36 (IV) Faire fortune est une si belle phrase, et qui dit une si bonne chose, qu’elle est d’un usage universel : on la reconnaît dans toutes les langues, elle plaît aux étrangers et aux barbares, elle règne à la cour et à la ville, elle a percé les cloîtres et franchi les murs des abbayes de l’un et de l’autre sexe : il n’y a point de lieux sacrés où elle n’ait pénétré, point de désert ni de solitude où elle soit inconnue.

37 (VII) A force de faire de nouveaux contrats, ou de sentir son argent grossir dans ses coffres, on se croit enfin une bonne tête, et presque capable de gouverner.

38 (I) Il faut une sorte d’esprit pour faire fortune, et surtout une grande fortune : ce n’est ni le bon ni le bel esprit, ni le grand ni le sublime, ni le fort ni le délicat ; je ne sais précisément lequel c’est, et j’attends que quelqu’un veuille m’en instruire.

(V) Il faut moins d’esprit que d’habitude ou d’expérience pour faire sa fortune ; l’on y songe trop tard, et quand enfin l’on s’en avise, l’on commence par des fautes que l’on n’a pas toujours le loisir de réparer : de là vient peut-être que les fortunes sont si rares.

(V) Un homme d’un petit génie peut vouloir s’avancer : il néglige tout, il ne pense du matin au soir, il ne rêve la nuit qu’à une seule chose, qui est de s’avancer. Il a commencé de bonne heure, et dès son adolescence, à se mettre dans les voies de la fortune ; s’il trouve une barrière de front qui ferme son passage, il biaise naturellement, et va à droit ou à gauche, selon qu’il voit de jour et d’apparence, et si de nouveaux obstacles l’arrêtent, il rentre dans le sentier qu’il avait quitté ; il est déterminé, par la nature des difficultés, tantôt à les surmonter, tantôt à les éviter, ou à prendre d’autres mesures ; son intérêt, l’usage, les conjectures le dirigent.
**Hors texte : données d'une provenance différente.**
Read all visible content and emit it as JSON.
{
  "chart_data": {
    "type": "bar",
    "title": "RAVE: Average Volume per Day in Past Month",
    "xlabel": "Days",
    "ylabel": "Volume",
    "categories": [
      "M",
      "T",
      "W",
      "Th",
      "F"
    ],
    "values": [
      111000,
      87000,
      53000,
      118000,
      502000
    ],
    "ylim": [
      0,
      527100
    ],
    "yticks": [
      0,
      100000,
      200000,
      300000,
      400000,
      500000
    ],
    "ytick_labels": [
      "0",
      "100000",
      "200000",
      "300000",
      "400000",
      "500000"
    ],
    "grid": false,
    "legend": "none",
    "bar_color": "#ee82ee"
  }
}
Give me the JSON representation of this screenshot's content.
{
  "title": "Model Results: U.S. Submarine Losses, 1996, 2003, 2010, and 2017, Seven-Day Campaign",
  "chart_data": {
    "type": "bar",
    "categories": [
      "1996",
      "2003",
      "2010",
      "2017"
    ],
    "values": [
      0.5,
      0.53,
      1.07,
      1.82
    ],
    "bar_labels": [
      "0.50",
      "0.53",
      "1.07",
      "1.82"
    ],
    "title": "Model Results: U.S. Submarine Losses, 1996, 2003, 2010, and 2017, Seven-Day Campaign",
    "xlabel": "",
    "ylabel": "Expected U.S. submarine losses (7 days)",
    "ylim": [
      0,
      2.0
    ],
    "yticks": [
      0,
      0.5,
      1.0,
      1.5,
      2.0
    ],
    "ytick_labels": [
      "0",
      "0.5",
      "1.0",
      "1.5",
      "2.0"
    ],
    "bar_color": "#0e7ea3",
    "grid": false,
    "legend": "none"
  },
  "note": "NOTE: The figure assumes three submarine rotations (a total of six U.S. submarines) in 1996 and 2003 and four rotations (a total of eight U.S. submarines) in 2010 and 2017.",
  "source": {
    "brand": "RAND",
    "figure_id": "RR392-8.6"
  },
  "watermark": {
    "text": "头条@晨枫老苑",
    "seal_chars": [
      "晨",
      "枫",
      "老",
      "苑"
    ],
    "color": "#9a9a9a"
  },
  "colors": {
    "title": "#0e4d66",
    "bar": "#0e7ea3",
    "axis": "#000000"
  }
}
Faut-il de si grands talents et une si bonne tête à un voyageur pour suivre d’abord le grand chemin, et s’il est plein et embarrassé, prendre la terre, et aller à travers champs, puis regagner sa première route, la continuer, arriver à son terme ? Faut-il tant d’esprit pour aller à ses fins ? Est-ce donc un prodige qu’un sot riche et accrédité ?

(V) Il y a même des stupides, et j’ose dire des imbéciles, qui se placent en des beaux postes, et qui savent mourir dans l’opulence, sans qu’on le doive soupçonner en nulle manière d’y avoir contribué de leur travail ou de la moindre industrie ; quelqu’un les a conduits à la source d’un fleuve, ou bien le hasard seul les y a fait rencontrer ; on leur dit : « Voulez-vous de l’eau ? puisez » ; et ils ont puisé.

39 (V) Quand on est jeune, souvent on est pauvre : ou l’on n’a pas encore fait d’acquisitions, ou les successions ne sont pas échues. L’on devient riche et vieux en même temps : tant il est rare que les hommes puissent réunir tous leurs avantages ! Et si cela arrive à quelques-uns, il n’y a pas de quoi leur porter envie : ils ont assez à perdre par la mort pour mériter d’être plaints.